Ao vazar contrato da Pfizer, Bolsonaro alimenta o caos

Bolsonaro ameaçou muitas vezes vazar o contrato de fornecimento de vacinas com a Pfizer, e o Ministério da Saúde finalmente o fez. É quebra de contrato, pois o teor do contrato é sigiloso.

O que o governo Bolsonaro pretende obter com mais essa atitude irresponsável?

  1. Cria-se o clima de que há algo suspeito, inconfessável, criminoso, no contrato.

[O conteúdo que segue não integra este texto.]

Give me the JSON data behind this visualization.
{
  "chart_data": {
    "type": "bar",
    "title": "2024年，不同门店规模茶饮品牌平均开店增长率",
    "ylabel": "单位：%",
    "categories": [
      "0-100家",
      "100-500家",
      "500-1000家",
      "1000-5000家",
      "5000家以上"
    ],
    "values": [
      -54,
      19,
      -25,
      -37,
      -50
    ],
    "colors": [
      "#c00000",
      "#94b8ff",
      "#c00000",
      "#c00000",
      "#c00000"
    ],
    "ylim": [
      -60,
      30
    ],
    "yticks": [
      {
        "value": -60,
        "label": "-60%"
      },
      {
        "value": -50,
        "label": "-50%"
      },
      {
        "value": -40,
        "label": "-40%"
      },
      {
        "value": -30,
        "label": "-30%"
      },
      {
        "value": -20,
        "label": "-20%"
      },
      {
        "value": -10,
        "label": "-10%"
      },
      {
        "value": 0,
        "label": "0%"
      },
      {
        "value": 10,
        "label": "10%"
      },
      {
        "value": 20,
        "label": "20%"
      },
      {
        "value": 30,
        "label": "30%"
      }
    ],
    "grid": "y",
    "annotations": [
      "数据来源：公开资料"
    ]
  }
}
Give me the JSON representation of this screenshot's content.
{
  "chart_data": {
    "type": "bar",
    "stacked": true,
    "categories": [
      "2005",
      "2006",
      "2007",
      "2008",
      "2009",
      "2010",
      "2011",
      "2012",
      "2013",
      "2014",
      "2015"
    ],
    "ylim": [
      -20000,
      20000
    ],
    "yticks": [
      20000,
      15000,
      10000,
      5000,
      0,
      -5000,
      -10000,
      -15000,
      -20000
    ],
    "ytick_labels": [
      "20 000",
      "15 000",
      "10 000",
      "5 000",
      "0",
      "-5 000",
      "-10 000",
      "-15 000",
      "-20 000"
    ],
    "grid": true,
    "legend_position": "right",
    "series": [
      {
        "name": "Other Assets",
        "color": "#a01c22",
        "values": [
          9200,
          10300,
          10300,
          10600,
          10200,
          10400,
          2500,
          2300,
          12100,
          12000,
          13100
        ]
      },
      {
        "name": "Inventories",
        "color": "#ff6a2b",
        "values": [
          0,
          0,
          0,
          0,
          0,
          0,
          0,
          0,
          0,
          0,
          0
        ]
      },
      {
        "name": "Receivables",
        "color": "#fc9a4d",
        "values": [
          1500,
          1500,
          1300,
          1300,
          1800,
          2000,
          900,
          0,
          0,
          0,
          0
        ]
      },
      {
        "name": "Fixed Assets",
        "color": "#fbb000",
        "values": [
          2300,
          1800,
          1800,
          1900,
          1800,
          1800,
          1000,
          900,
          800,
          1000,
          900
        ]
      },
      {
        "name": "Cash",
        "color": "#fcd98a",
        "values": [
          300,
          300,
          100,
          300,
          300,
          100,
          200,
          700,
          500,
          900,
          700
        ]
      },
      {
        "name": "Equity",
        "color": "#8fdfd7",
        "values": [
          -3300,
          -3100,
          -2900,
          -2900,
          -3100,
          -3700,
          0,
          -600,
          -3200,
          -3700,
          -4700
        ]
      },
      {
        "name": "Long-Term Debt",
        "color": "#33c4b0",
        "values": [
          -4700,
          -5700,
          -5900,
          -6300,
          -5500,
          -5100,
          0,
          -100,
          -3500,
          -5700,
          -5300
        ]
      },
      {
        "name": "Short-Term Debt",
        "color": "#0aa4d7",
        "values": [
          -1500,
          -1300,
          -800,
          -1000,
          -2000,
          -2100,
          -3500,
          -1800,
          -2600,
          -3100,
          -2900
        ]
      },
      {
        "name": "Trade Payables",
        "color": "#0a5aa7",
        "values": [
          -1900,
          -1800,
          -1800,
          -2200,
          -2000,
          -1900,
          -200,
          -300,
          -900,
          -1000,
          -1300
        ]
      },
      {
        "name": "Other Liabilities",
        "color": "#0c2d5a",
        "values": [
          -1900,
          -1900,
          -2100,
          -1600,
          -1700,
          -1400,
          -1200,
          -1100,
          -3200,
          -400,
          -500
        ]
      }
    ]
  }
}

Sugere que há uma conspiração dos laboratórios, dos poderosos, dos malignos, dos comunistas, contra o presidente — que fica em sua posição favorita: a de vítima.
  2. A conversa fiada conspiratória é afirmada, repetida e repisada nas redes bolsonaristas de desinformação, mobilizando a militância.
  3. A polêmica gera mídia, mantém o presidente em evidência, e desvia a atenção do que realmente interessa: há quatro mil brasileiros morrendo de Covid por dia.
  4. E, claro, a atitude aumenta o ambiente de insegurança jurídica no país, e contribui para o caos (o que, na visão enviesada de Bolsonaro, é positivo).

“Mas e se a Pfizer exercer o direito de rescindir unilateralmente o contrato e se recusar a entregar os 100 milhões de vacinas, sem nem por isso abrir mão de receber 1 bilhão de dólares?! E aí, como é que fica?”

Uai, melhor ainda.

Vão morrer muitos milhares de brasileiros a mais… e Bolsonaro poderá botar a culpa na Pfizer.

Dependendo de quem olha, 1 bi de dólar está até barato para conseguir tudo isso de uma penada só.